The lid was off now. Gerlof didn’t move closer, but he could still see the body, washed and arranged for its final rest. The arms were crossed over the big belly, the eyes were closed and there were black bruises on his face, possibly from the wall that had killed him. But Edvard Kloss was smartly dressed; the corpse was wearing a black suit made of thick fabric.

‘If you dress the deceased as well as you speak of him, he will have a smile on his face when he is lying in his coffin,’ Gerlof’s grandmother used to say.

But Edvard Kloss’s mouth was no more than a narrow, straight line, his lips hard and dry.

Dr Blom opened his leather bag and bent over the corpse; Gerlof turned away, but he could hear the doctor muttering to himself. A stethoscope rattled against the stone floor.

‘No heartbeat,’ the doctor said.

There was silence, then came Gilbert’s voice, sounding strained:

‘Open a vein so we can be absolutely sure.’

That was enough for Gerlof. He went out into the sunshine and stood in the shade of the church tower.

‘Now will you have a beer?’

Bengtsson came over, carrying two fresh bottles.

This time, Gerlof nodded and gratefully accepted a drink. The bottle was ice cold, and he raised it to his lips and drank deeply. The alcohol went straight to his head and slowed down his thought processes.

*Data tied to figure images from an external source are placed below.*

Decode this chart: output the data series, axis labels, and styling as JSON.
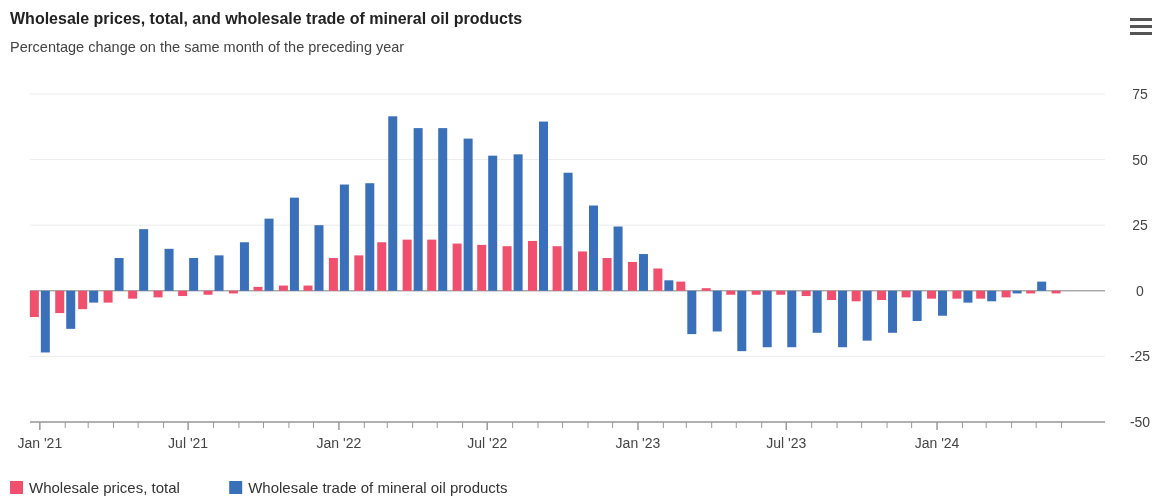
{
  "chart_data": {
    "type": "bar",
    "title": "Wholesale prices, total, and wholesale trade of mineral oil products",
    "subtitle": "Percentage change on the same month of the preceding year",
    "x": [
      "2021-01",
      "2021-02",
      "2021-03",
      "2021-04",
      "2021-05",
      "2021-06",
      "2021-07",
      "2021-08",
      "2021-09",
      "2021-10",
      "2021-11",
      "2021-12",
      "2022-01",
      "2022-02",
      "2022-03",
      "2022-04",
      "2022-05",
      "2022-06",
      "2022-07",
      "2022-08",
      "2022-09",
      "2022-10",
      "2022-11",
      "2022-12",
      "2023-01",
      "2023-02",
      "2023-03",
      "2023-04",
      "2023-05",
      "2023-06",
      "2023-07",
      "2023-08",
      "2023-09",
      "2023-10",
      "2023-11",
      "2023-12",
      "2024-01",
      "2024-02",
      "2024-03",
      "2024-04",
      "2024-05",
      "2024-06"
    ],
    "series": [
      {
        "name": "Wholesale prices, total",
        "color": "#f0506e",
        "values": [
          -10,
          -8.5,
          -7,
          -4.5,
          -3,
          -2.5,
          -2,
          -1.5,
          -1,
          1.5,
          2,
          2,
          12.5,
          13.5,
          18.5,
          19.5,
          19.5,
          18,
          17.5,
          17,
          19,
          17,
          15,
          12.5,
          11,
          8.5,
          3.5,
          1,
          -1.5,
          -1.5,
          -1.5,
          -2,
          -3.5,
          -4,
          -3.5,
          -2.5,
          -3,
          -3,
          -3,
          -2.5,
          -1,
          -1
        ]
      },
      {
        "name": "Wholesale trade of mineral oil products",
        "color": "#3a6fba",
        "values": [
          -23.5,
          -14.5,
          -4.5,
          12.5,
          23.5,
          16,
          12.5,
          13.5,
          18.5,
          27.5,
          35.5,
          25,
          40.5,
          41,
          66.5,
          62,
          62,
          58,
          51.5,
          52,
          64.5,
          45,
          32.5,
          24.5,
          14,
          4,
          -16.5,
          -15.5,
          -23,
          -21.5,
          -21.5,
          -16,
          -21.5,
          -19,
          -16,
          -11.5,
          -9.5,
          -4.5,
          -4,
          -1,
          3.5,
          null
        ]
      }
    ],
    "xlim": [
      "2020-12-20",
      "2024-07-24"
    ],
    "xticks": [
      {
        "value": "2021-01",
        "label": "Jan '21"
      },
      {
        "value": "2021-02",
        "label": null
      },
      {
        "value": "2021-03",
        "label": null
      },
      {
        "value": "2021-04",
        "label": null
      },
      {
        "value": "2021-05",
        "label": null
      },
      {
        "value": "2021-06",
        "label": null
      },
      {
        "value": "2021-07",
        "label": "Jul '21"
      },
      {
        "value": "2021-08",
        "label": null
      },
      {
        "value": "2021-09",
        "label": null
      },
      {
        "value": "2021-10",
        "label": null
      },
      {
        "value": "2021-11",
        "label": null
      },
      {
        "value": "2021-12",
        "label": null
      },
      {
        "value": "2022-01",
        "label": "Jan '22"
      },
      {
        "value": "2022-02",
        "label": null
      },
      {
        "value": "2022-03",
        "label": null
      },
      {
        "value": "2022-04",
        "label": null
      },
      {
        "value": "2022-05",
        "label": null
      },
      {
        "value": "2022-06",
        "label": null
      },
      {
        "value": "2022-07",
        "label": "Jul '22"
      },
      {
        "value": "2022-08",
        "label": null
      },
      {
        "value": "2022-09",
        "label": null
      },
      {
        "value": "2022-10",
        "label": null
      },
      {
        "value": "2022-11",
        "label": null
      },
      {
        "value": "2022-12",
        "label": null
      },
      {
        "value": "2023-01",
        "label": "Jan '23"
      },
      {
        "value": "2023-02",
        "label": null
      },
      {
        "value": "2023-03",
        "label": null
      },
      {
        "value": "2023-04",
        "label": null
      },
      {
        "value": "2023-05",
        "label": null
      },
      {
        "value": "2023-06",
        "label": null
      },
      {
        "value": "2023-07",
        "label": "Jul '23"
      },
      {
        "value": "2023-08",
        "label": null
      },
      {
        "value": "2023-09",
        "label": null
      },
      {
        "value": "2023-10",
        "label": null
      },
      {
        "value": "2023-11",
        "label": null
      },
      {
        "value": "2023-12",
        "label": null
      },
      {
        "value": "2024-01",
        "label": "Jan '24"
      },
      {
        "value": "2024-02",
        "label": null
      },
      {
        "value": "2024-03",
        "label": null
      },
      {
        "value": "2024-04",
        "label": null
      },
      {
        "value": "2024-05",
        "label": null
      },
      {
        "value": "2024-06",
        "label": null
      }
    ],
    "ylim": [
      -50,
      75
    ],
    "yticks": [
      -50,
      -25,
      0,
      25,
      50,
      75
    ],
    "grid": "y",
    "legend": "bottom left",
    "ref_lines": [
      {
        "axis": "y",
        "value": 0,
        "color": "#8a8a8a"
      }
    ]
  }
}
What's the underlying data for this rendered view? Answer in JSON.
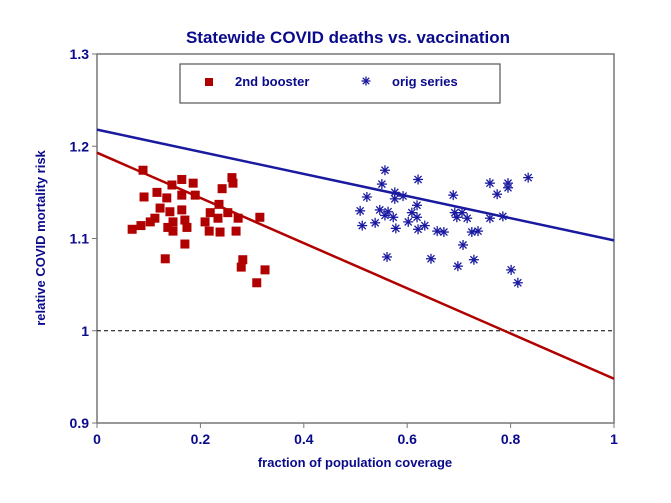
{
  "chart_data": {
    "type": "scatter",
    "title": "Statewide COVID deaths vs. vaccination",
    "xlabel": "fraction of population coverage",
    "ylabel": "relative COVID mortality risk",
    "xlim": [
      0,
      1
    ],
    "ylim": [
      0.9,
      1.3
    ],
    "x_ticks": [
      "0",
      "0.2",
      "0.4",
      "0.6",
      "0.8",
      "1"
    ],
    "x_tick_values": [
      0,
      0.2,
      0.4,
      0.6,
      0.8,
      1
    ],
    "y_ticks": [
      "0.9",
      "1",
      "1.1",
      "1.2",
      "1.3"
    ],
    "y_tick_values": [
      0.9,
      1.0,
      1.1,
      1.2,
      1.3
    ],
    "grid": false,
    "legend_position": "top-center",
    "reference_line": {
      "y": 1.0,
      "style": "dashed",
      "color": "#000000"
    },
    "series": [
      {
        "name": "2nd booster",
        "marker": "square",
        "color": "#b00000",
        "trendline": {
          "x": [
            0,
            1
          ],
          "y": [
            1.193,
            0.948
          ]
        },
        "points": [
          [
            0.089,
            1.174
          ],
          [
            0.164,
            1.164
          ],
          [
            0.186,
            1.16
          ],
          [
            0.145,
            1.158
          ],
          [
            0.261,
            1.166
          ],
          [
            0.263,
            1.16
          ],
          [
            0.242,
            1.154
          ],
          [
            0.116,
            1.15
          ],
          [
            0.091,
            1.145
          ],
          [
            0.164,
            1.147
          ],
          [
            0.19,
            1.147
          ],
          [
            0.135,
            1.144
          ],
          [
            0.236,
            1.137
          ],
          [
            0.122,
            1.133
          ],
          [
            0.141,
            1.129
          ],
          [
            0.164,
            1.131
          ],
          [
            0.219,
            1.128
          ],
          [
            0.253,
            1.128
          ],
          [
            0.315,
            1.123
          ],
          [
            0.273,
            1.122
          ],
          [
            0.234,
            1.122
          ],
          [
            0.112,
            1.122
          ],
          [
            0.103,
            1.118
          ],
          [
            0.147,
            1.118
          ],
          [
            0.17,
            1.12
          ],
          [
            0.209,
            1.118
          ],
          [
            0.085,
            1.114
          ],
          [
            0.068,
            1.11
          ],
          [
            0.137,
            1.112
          ],
          [
            0.174,
            1.112
          ],
          [
            0.147,
            1.108
          ],
          [
            0.217,
            1.108
          ],
          [
            0.238,
            1.107
          ],
          [
            0.269,
            1.108
          ],
          [
            0.17,
            1.094
          ],
          [
            0.132,
            1.078
          ],
          [
            0.282,
            1.077
          ],
          [
            0.279,
            1.069
          ],
          [
            0.325,
            1.066
          ],
          [
            0.309,
            1.052
          ]
        ]
      },
      {
        "name": "orig series",
        "marker": "asterisk",
        "color": "#1a1aa0",
        "trendline": {
          "x": [
            0,
            1
          ],
          "y": [
            1.218,
            1.098
          ]
        },
        "points": [
          [
            0.557,
            1.174
          ],
          [
            0.621,
            1.164
          ],
          [
            0.551,
            1.159
          ],
          [
            0.576,
            1.15
          ],
          [
            0.592,
            1.146
          ],
          [
            0.522,
            1.145
          ],
          [
            0.689,
            1.147
          ],
          [
            0.576,
            1.143
          ],
          [
            0.619,
            1.136
          ],
          [
            0.547,
            1.131
          ],
          [
            0.509,
            1.13
          ],
          [
            0.563,
            1.129
          ],
          [
            0.609,
            1.128
          ],
          [
            0.692,
            1.128
          ],
          [
            0.706,
            1.128
          ],
          [
            0.557,
            1.125
          ],
          [
            0.573,
            1.123
          ],
          [
            0.619,
            1.123
          ],
          [
            0.696,
            1.123
          ],
          [
            0.602,
            1.118
          ],
          [
            0.538,
            1.117
          ],
          [
            0.513,
            1.114
          ],
          [
            0.634,
            1.114
          ],
          [
            0.578,
            1.111
          ],
          [
            0.621,
            1.11
          ],
          [
            0.658,
            1.108
          ],
          [
            0.671,
            1.107
          ],
          [
            0.708,
            1.093
          ],
          [
            0.561,
            1.08
          ],
          [
            0.646,
            1.078
          ],
          [
            0.698,
            1.07
          ],
          [
            0.76,
            1.16
          ],
          [
            0.795,
            1.16
          ],
          [
            0.795,
            1.155
          ],
          [
            0.834,
            1.166
          ],
          [
            0.774,
            1.148
          ],
          [
            0.716,
            1.122
          ],
          [
            0.76,
            1.122
          ],
          [
            0.785,
            1.124
          ],
          [
            0.725,
            1.107
          ],
          [
            0.737,
            1.108
          ],
          [
            0.729,
            1.077
          ],
          [
            0.801,
            1.066
          ],
          [
            0.814,
            1.052
          ]
        ]
      }
    ]
  }
}
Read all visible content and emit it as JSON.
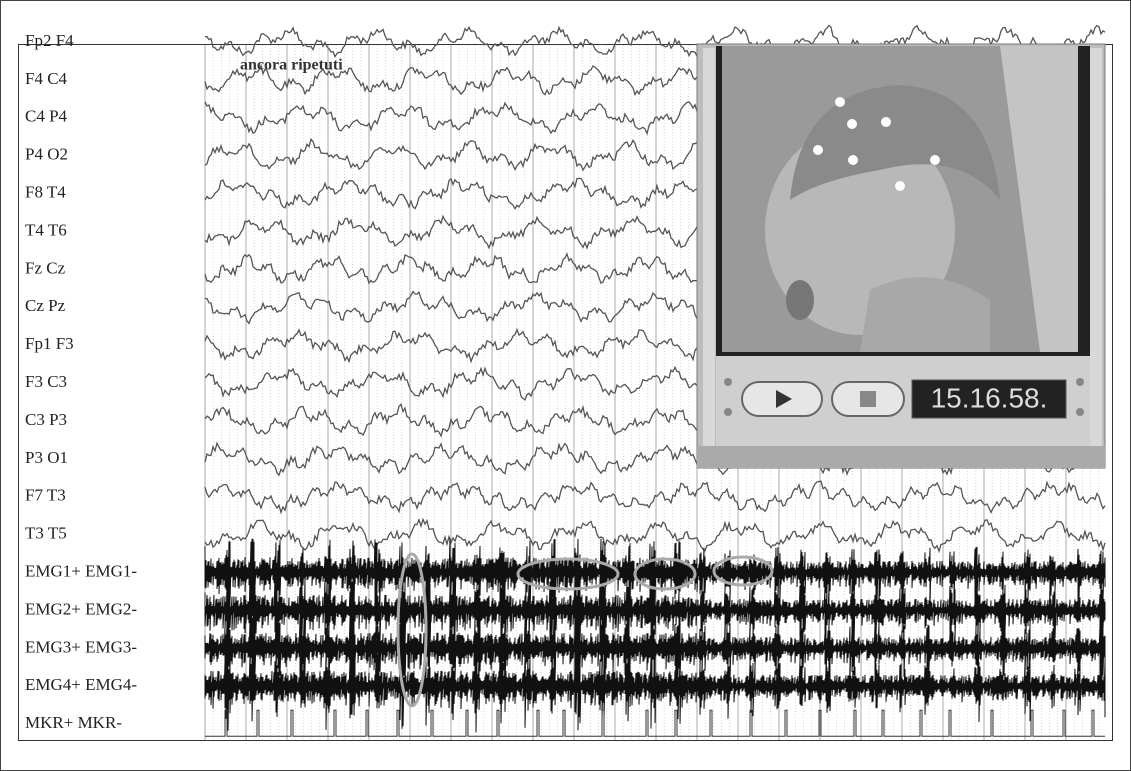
{
  "annotation": "ancora ripetuti",
  "channels": [
    "Fp2 F4",
    "F4 C4",
    "C4 P4",
    "P4 O2",
    "F8 T4",
    "T4 T6",
    "Fz Cz",
    "Cz Pz",
    "Fp1 F3",
    "F3 C3",
    "C3 P3",
    "P3 O1",
    "F7 T3",
    "T3 T5",
    "EMG1+ EMG1-",
    "EMG2+ EMG2-",
    "EMG3+ EMG3-",
    "EMG4+ EMG4-",
    "MKR+ MKR-"
  ],
  "video": {
    "timestamp": "15.16.58."
  }
}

He looked at Bengtsson.

‘Has this happened before?’

‘What?’

‘Have you heard noises before?’

The gravedigger shook his head.

‘Not personally, at any rate.’ He gave a tight little smile, took a swig of his beer and looked over at the church. ‘But of course the Kloss brothers are a bit different … I have a problem with that family. They just take whatever they want. All the time, all over the place.’

‘But Edvard Kloss …’ Gerlof said, struggling to find the right words. ‘He can’t have …’

‘Calm down,’ Bengtsson broke in. ‘This isn’t your problem.’ He had another drink, and added: ‘In the old days, they used to tie the hands together. When someone died, I mean, so that they’d lie still down there in the coffin. Did you know that?’

Gerlof shook his head and didn’t say another word.

After a few moments the church door opened, and Gerlof and Bengtsson quickly hid the bottles of beer. Dr Blom stuck his head out and waved them over.

‘I’ve finished.’

‘And he’s …’

‘He’s dead, of course. No sign of life whatsoever. You can put him back where you got him from.’

The interment was repeated. The coffin was carried out of the church, the ropes were slipped underneath and it was lowered into the grave. Gerlof and Bengtsson started shovelling earth into the hole once more, clutching their spades with a certain amount of grim determination; they were feeling a little unsteady after the beer. Gerlof looked around for Aron Fredh, but both the boy and the man with the limp had disappeared.

Everyone gathered around the grave, including Dr Blom, who was holding tightly on to his leather bag.

The earth thudded against the coffin lid.

Then the sound came again: three sharp raps from down in the ground. Quiet but clear.

Gerlof froze in mid-movement, his heart pounding. Suddenly, he was completely sober, and frightened. He looked across at Bengtsson on the other side of the mound of earth; he, too, had stopped dead.

Sigfrid Kloss looked tense, but his brother, Gilbert, seemed to be absolutely terrified. He was staring at the coffin as if mesmerized.

Even Dr Blom had stiffened at the sound. Gerlof realized the scepticism was gone, but the doctor shook his head.

‘Fill in the grave,’ he said firmly.

The priest was silent for a moment, then he nodded.